Windows Problem Steps Recorder

Fri, 16 Oct 2009 09:35:00 PDT

Been meaning to write about this one for some time. This year’s TechEd USA keynote was centered around Windows Server 2008 R2. The speakers demoed plenty of good features but the one that stood out (and easily got the most spontaneous applause) was the Problem Steps Recorder. It does exactly as its name suggests: it records problem steps. The PSR is a really simple app that is baked into both Windows Server 2008 R2 and Windows 7. It’s actually not that easy to find unless you know what you’re looking for – the Start menu doesn’t even list the app by its name.   The UI couldn’t be simpler as seen below. The user opens the app, presses Start Record, performs the steps that reproduce a problem they’re experiencing (including their own comments if needed), then presses Stop Record. PSR then asks where they want to save the results. The output produced is a zip archive containing a single MHT file.
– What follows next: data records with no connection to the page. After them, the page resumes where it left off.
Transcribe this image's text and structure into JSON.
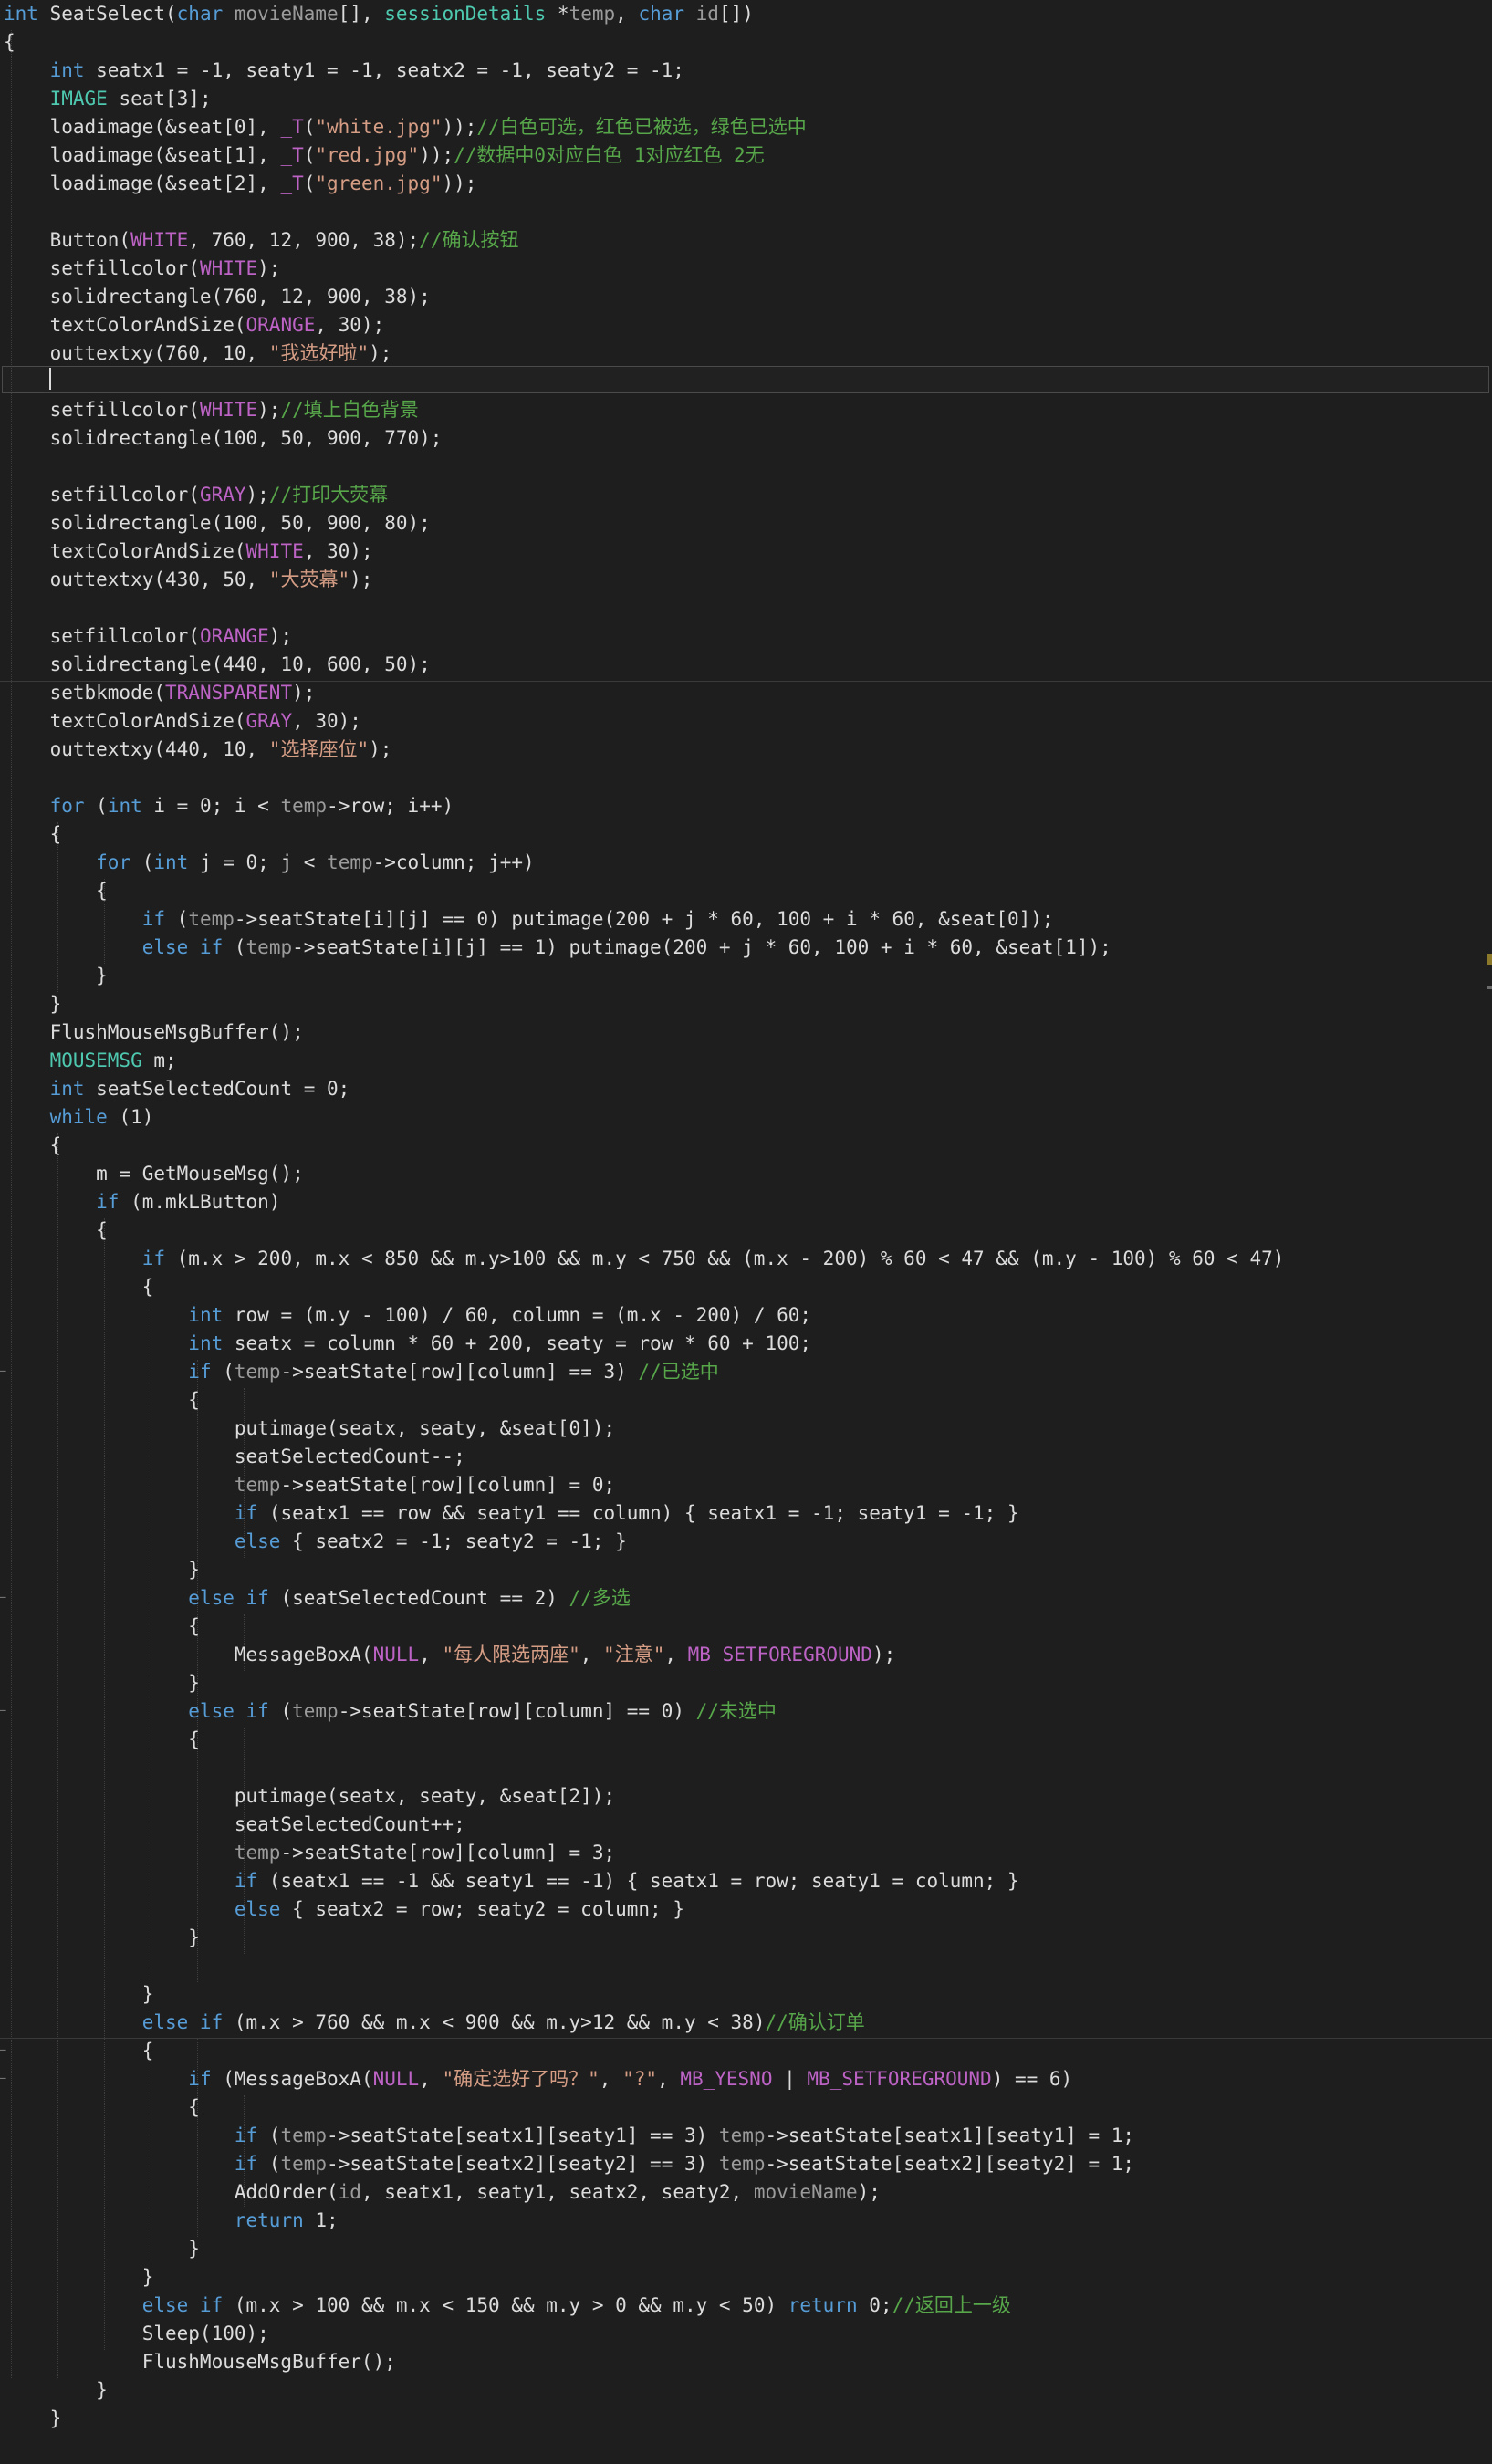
{
  "colors": {
    "background": "#1e1e1e",
    "keyword": "#569cd6",
    "type": "#4ec9b0",
    "string": "#d69d85",
    "comment": "#57a64a",
    "macro": "#bd63c5",
    "param": "#9b9b9b",
    "plain": "#dcdcdc"
  },
  "code": {
    "lines": [
      [
        [
          "kw",
          "int"
        ],
        [
          "pl",
          " SeatSelect("
        ],
        [
          "kw",
          "char"
        ],
        [
          "var",
          " movieName"
        ],
        [
          "pl",
          "[], "
        ],
        [
          "ty",
          "sessionDetails"
        ],
        [
          "pl",
          " *"
        ],
        [
          "var",
          "temp"
        ],
        [
          "pl",
          ", "
        ],
        [
          "kw",
          "char"
        ],
        [
          "var",
          " id"
        ],
        [
          "pl",
          "[])"
        ]
      ],
      [
        [
          "pl",
          "{"
        ]
      ],
      [
        [
          "pl",
          "    "
        ],
        [
          "kw",
          "int"
        ],
        [
          "pl",
          " seatx1 = -1, seaty1 = -1, seatx2 = -1, seaty2 = -1;"
        ]
      ],
      [
        [
          "pl",
          "    "
        ],
        [
          "ty",
          "IMAGE"
        ],
        [
          "pl",
          " seat[3];"
        ]
      ],
      [
        [
          "pl",
          "    loadimage(&seat[0], "
        ],
        [
          "mac",
          "_T"
        ],
        [
          "pl",
          "("
        ],
        [
          "str",
          "\"white.jpg\""
        ],
        [
          "pl",
          "));"
        ],
        [
          "cm",
          "//白色可选，红色已被选，绿色已选中"
        ]
      ],
      [
        [
          "pl",
          "    loadimage(&seat[1], "
        ],
        [
          "mac",
          "_T"
        ],
        [
          "pl",
          "("
        ],
        [
          "str",
          "\"red.jpg\""
        ],
        [
          "pl",
          "));"
        ],
        [
          "cm",
          "//数据中0对应白色 1对应红色 2无"
        ]
      ],
      [
        [
          "pl",
          "    loadimage(&seat[2], "
        ],
        [
          "mac",
          "_T"
        ],
        [
          "pl",
          "("
        ],
        [
          "str",
          "\"green.jpg\""
        ],
        [
          "pl",
          "));"
        ]
      ],
      [
        [
          "pl",
          ""
        ]
      ],
      [
        [
          "pl",
          "    Button("
        ],
        [
          "mac",
          "WHITE"
        ],
        [
          "pl",
          ", 760, 12, 900, 38);"
        ],
        [
          "cm",
          "//确认按钮"
        ]
      ],
      [
        [
          "pl",
          "    setfillcolor("
        ],
        [
          "mac",
          "WHITE"
        ],
        [
          "pl",
          ");"
        ]
      ],
      [
        [
          "pl",
          "    solidrectangle(760, 12, 900, 38);"
        ]
      ],
      [
        [
          "pl",
          "    textColorAndSize("
        ],
        [
          "mac",
          "ORANGE"
        ],
        [
          "pl",
          ", 30);"
        ]
      ],
      [
        [
          "pl",
          "    outtextxy(760, 10, "
        ],
        [
          "str",
          "\"我选好啦\""
        ],
        [
          "pl",
          ");"
        ]
      ],
      [
        [
          "pl",
          ""
        ]
      ],
      [
        [
          "pl",
          "    setfillcolor("
        ],
        [
          "mac",
          "WHITE"
        ],
        [
          "pl",
          ");"
        ],
        [
          "cm",
          "//填上白色背景"
        ]
      ],
      [
        [
          "pl",
          "    solidrectangle(100, 50, 900, 770);"
        ]
      ],
      [
        [
          "pl",
          ""
        ]
      ],
      [
        [
          "pl",
          "    setfillcolor("
        ],
        [
          "mac",
          "GRAY"
        ],
        [
          "pl",
          ");"
        ],
        [
          "cm",
          "//打印大荧幕"
        ]
      ],
      [
        [
          "pl",
          "    solidrectangle(100, 50, 900, 80);"
        ]
      ],
      [
        [
          "pl",
          "    textColorAndSize("
        ],
        [
          "mac",
          "WHITE"
        ],
        [
          "pl",
          ", 30);"
        ]
      ],
      [
        [
          "pl",
          "    outtextxy(430, 50, "
        ],
        [
          "str",
          "\"大荧幕\""
        ],
        [
          "pl",
          ");"
        ]
      ],
      [
        [
          "pl",
          ""
        ]
      ],
      [
        [
          "pl",
          "    setfillcolor("
        ],
        [
          "mac",
          "ORANGE"
        ],
        [
          "pl",
          ");"
        ]
      ],
      [
        [
          "pl",
          "    solidrectangle(440, 10, 600, 50);"
        ]
      ],
      [
        [
          "pl",
          "    setbkmode("
        ],
        [
          "mac",
          "TRANSPARENT"
        ],
        [
          "pl",
          ");"
        ]
      ],
      [
        [
          "pl",
          "    textColorAndSize("
        ],
        [
          "mac",
          "GRAY"
        ],
        [
          "pl",
          ", 30);"
        ]
      ],
      [
        [
          "pl",
          "    outtextxy(440, 10, "
        ],
        [
          "str",
          "\"选择座位\""
        ],
        [
          "pl",
          ");"
        ]
      ],
      [
        [
          "pl",
          ""
        ]
      ],
      [
        [
          "pl",
          "    "
        ],
        [
          "kw",
          "for"
        ],
        [
          "pl",
          " ("
        ],
        [
          "kw",
          "int"
        ],
        [
          "pl",
          " i = 0; i < "
        ],
        [
          "var",
          "temp"
        ],
        [
          "pl",
          "->row; i++)"
        ]
      ],
      [
        [
          "pl",
          "    {"
        ]
      ],
      [
        [
          "pl",
          "        "
        ],
        [
          "kw",
          "for"
        ],
        [
          "pl",
          " ("
        ],
        [
          "kw",
          "int"
        ],
        [
          "pl",
          " j = 0; j < "
        ],
        [
          "var",
          "temp"
        ],
        [
          "pl",
          "->column; j++)"
        ]
      ],
      [
        [
          "pl",
          "        {"
        ]
      ],
      [
        [
          "pl",
          "            "
        ],
        [
          "kw",
          "if"
        ],
        [
          "pl",
          " ("
        ],
        [
          "var",
          "temp"
        ],
        [
          "pl",
          "->seatState[i][j] == 0) putimage(200 + j * 60, 100 + i * 60, &seat[0]);"
        ]
      ],
      [
        [
          "pl",
          "            "
        ],
        [
          "kw",
          "else if"
        ],
        [
          "pl",
          " ("
        ],
        [
          "var",
          "temp"
        ],
        [
          "pl",
          "->seatState[i][j] == 1) putimage(200 + j * 60, 100 + i * 60, &seat[1]);"
        ]
      ],
      [
        [
          "pl",
          "        }"
        ]
      ],
      [
        [
          "pl",
          "    }"
        ]
      ],
      [
        [
          "pl",
          "    FlushMouseMsgBuffer();"
        ]
      ],
      [
        [
          "pl",
          "    "
        ],
        [
          "ty",
          "MOUSEMSG"
        ],
        [
          "pl",
          " m;"
        ]
      ],
      [
        [
          "pl",
          "    "
        ],
        [
          "kw",
          "int"
        ],
        [
          "pl",
          " seatSelectedCount = 0;"
        ]
      ],
      [
        [
          "pl",
          "    "
        ],
        [
          "kw",
          "while"
        ],
        [
          "pl",
          " (1)"
        ]
      ],
      [
        [
          "pl",
          "    {"
        ]
      ],
      [
        [
          "pl",
          "        m = GetMouseMsg();"
        ]
      ],
      [
        [
          "pl",
          "        "
        ],
        [
          "kw",
          "if"
        ],
        [
          "pl",
          " (m.mkLButton)"
        ]
      ],
      [
        [
          "pl",
          "        {"
        ]
      ],
      [
        [
          "pl",
          "            "
        ],
        [
          "kw",
          "if"
        ],
        [
          "pl",
          " (m.x > 200, m.x < 850 && m.y>100 && m.y < 750 && (m.x - 200) % 60 < 47 && (m.y - 100) % 60 < 47)"
        ]
      ],
      [
        [
          "pl",
          "            {"
        ]
      ],
      [
        [
          "pl",
          "                "
        ],
        [
          "kw",
          "int"
        ],
        [
          "pl",
          " row = (m.y - 100) / 60, column = (m.x - 200) / 60;"
        ]
      ],
      [
        [
          "pl",
          "                "
        ],
        [
          "kw",
          "int"
        ],
        [
          "pl",
          " seatx = column * 60 + 200, seaty = row * 60 + 100;"
        ]
      ],
      [
        [
          "pl",
          "                "
        ],
        [
          "kw",
          "if"
        ],
        [
          "pl",
          " ("
        ],
        [
          "var",
          "temp"
        ],
        [
          "pl",
          "->seatState[row][column] == 3) "
        ],
        [
          "cm",
          "//已选中"
        ]
      ],
      [
        [
          "pl",
          "                {"
        ]
      ],
      [
        [
          "pl",
          "                    putimage(seatx, seaty, &seat[0]);"
        ]
      ],
      [
        [
          "pl",
          "                    seatSelectedCount--;"
        ]
      ],
      [
        [
          "pl",
          "                    "
        ],
        [
          "var",
          "temp"
        ],
        [
          "pl",
          "->seatState[row][column] = 0;"
        ]
      ],
      [
        [
          "pl",
          "                    "
        ],
        [
          "kw",
          "if"
        ],
        [
          "pl",
          " (seatx1 == row && seaty1 == column) { seatx1 = -1; seaty1 = -1; }"
        ]
      ],
      [
        [
          "pl",
          "                    "
        ],
        [
          "kw",
          "else"
        ],
        [
          "pl",
          " { seatx2 = -1; seaty2 = -1; }"
        ]
      ],
      [
        [
          "pl",
          "                }"
        ]
      ],
      [
        [
          "pl",
          "                "
        ],
        [
          "kw",
          "else if"
        ],
        [
          "pl",
          " (seatSelectedCount == 2) "
        ],
        [
          "cm",
          "//多选"
        ]
      ],
      [
        [
          "pl",
          "                {"
        ]
      ],
      [
        [
          "pl",
          "                    MessageBoxA("
        ],
        [
          "mac",
          "NULL"
        ],
        [
          "pl",
          ", "
        ],
        [
          "str",
          "\"每人限选两座\""
        ],
        [
          "pl",
          ", "
        ],
        [
          "str",
          "\"注意\""
        ],
        [
          "pl",
          ", "
        ],
        [
          "mac",
          "MB_SETFOREGROUND"
        ],
        [
          "pl",
          ");"
        ]
      ],
      [
        [
          "pl",
          "                }"
        ]
      ],
      [
        [
          "pl",
          "                "
        ],
        [
          "kw",
          "else if"
        ],
        [
          "pl",
          " ("
        ],
        [
          "var",
          "temp"
        ],
        [
          "pl",
          "->seatState[row][column] == 0) "
        ],
        [
          "cm",
          "//未选中"
        ]
      ],
      [
        [
          "pl",
          "                {"
        ]
      ],
      [
        [
          "pl",
          ""
        ]
      ],
      [
        [
          "pl",
          "                    putimage(seatx, seaty, &seat[2]);"
        ]
      ],
      [
        [
          "pl",
          "                    seatSelectedCount++;"
        ]
      ],
      [
        [
          "pl",
          "                    "
        ],
        [
          "var",
          "temp"
        ],
        [
          "pl",
          "->seatState[row][column] = 3;"
        ]
      ],
      [
        [
          "pl",
          "                    "
        ],
        [
          "kw",
          "if"
        ],
        [
          "pl",
          " (seatx1 == -1 && seaty1 == -1) { seatx1 = row; seaty1 = column; }"
        ]
      ],
      [
        [
          "pl",
          "                    "
        ],
        [
          "kw",
          "else"
        ],
        [
          "pl",
          " { seatx2 = row; seaty2 = column; }"
        ]
      ],
      [
        [
          "pl",
          "                }"
        ]
      ],
      [
        [
          "pl",
          ""
        ]
      ],
      [
        [
          "pl",
          "            }"
        ]
      ],
      [
        [
          "pl",
          "            "
        ],
        [
          "kw",
          "else if"
        ],
        [
          "pl",
          " (m.x > 760 && m.x < 900 && m.y>12 && m.y < 38)"
        ],
        [
          "cm",
          "//确认订单"
        ]
      ],
      [
        [
          "pl",
          "            {"
        ]
      ],
      [
        [
          "pl",
          "                "
        ],
        [
          "kw",
          "if"
        ],
        [
          "pl",
          " (MessageBoxA("
        ],
        [
          "mac",
          "NULL"
        ],
        [
          "pl",
          ", "
        ],
        [
          "str",
          "\"确定选好了吗？\""
        ],
        [
          "pl",
          ", "
        ],
        [
          "str",
          "\"?\""
        ],
        [
          "pl",
          ", "
        ],
        [
          "mac",
          "MB_YESNO"
        ],
        [
          "pl",
          " | "
        ],
        [
          "mac",
          "MB_SETFOREGROUND"
        ],
        [
          "pl",
          ") == 6)"
        ]
      ],
      [
        [
          "pl",
          "                {"
        ]
      ],
      [
        [
          "pl",
          "                    "
        ],
        [
          "kw",
          "if"
        ],
        [
          "pl",
          " ("
        ],
        [
          "var",
          "temp"
        ],
        [
          "pl",
          "->seatState[seatx1][seaty1] == 3) "
        ],
        [
          "var",
          "temp"
        ],
        [
          "pl",
          "->seatState[seatx1][seaty1] = 1;"
        ]
      ],
      [
        [
          "pl",
          "                    "
        ],
        [
          "kw",
          "if"
        ],
        [
          "pl",
          " ("
        ],
        [
          "var",
          "temp"
        ],
        [
          "pl",
          "->seatState[seatx2][seaty2] == 3) "
        ],
        [
          "var",
          "temp"
        ],
        [
          "pl",
          "->seatState[seatx2][seaty2] = 1;"
        ]
      ],
      [
        [
          "pl",
          "                    AddOrder("
        ],
        [
          "var",
          "id"
        ],
        [
          "pl",
          ", seatx1, seaty1, seatx2, seaty2, "
        ],
        [
          "var",
          "movieName"
        ],
        [
          "pl",
          ");"
        ]
      ],
      [
        [
          "pl",
          "                    "
        ],
        [
          "kw",
          "return"
        ],
        [
          "pl",
          " 1;"
        ]
      ],
      [
        [
          "pl",
          "                }"
        ]
      ],
      [
        [
          "pl",
          "            }"
        ]
      ],
      [
        [
          "pl",
          "            "
        ],
        [
          "kw",
          "else if"
        ],
        [
          "pl",
          " (m.x > 100 && m.x < 150 && m.y > 0 && m.y < 50) "
        ],
        [
          "kw",
          "return"
        ],
        [
          "pl",
          " 0;"
        ],
        [
          "cm",
          "//返回上一级"
        ]
      ],
      [
        [
          "pl",
          "            Sleep(100);"
        ]
      ],
      [
        [
          "pl",
          "            FlushMouseMsgBuffer();"
        ]
      ],
      [
        [
          "pl",
          "        }"
        ]
      ],
      [
        [
          "pl",
          "    }"
        ]
      ]
    ]
  }
}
The user then emails the zip archive to the helpdesk or whoever is trying to help them. The generated MHT file is a navigable, screenshot-by-screenshot, annotated document of each step the user performed while recording. Below is an example step explanation with screenshot. Here is a text summary of each step without screenshots that is found at the bottom of each MHT file. OK, so why does PSR have to be just a helpdesk tool? Like many others in the audience I thought of this as a potential quick & dirty documentation tool. Admittedly out of the box the text produced describes every step as a “Problem” but once you look past that this could be a great little time saver in a number of situations. Here’s an example output file that walks through creating an SSRS project and adding a new report in BIDS. [...]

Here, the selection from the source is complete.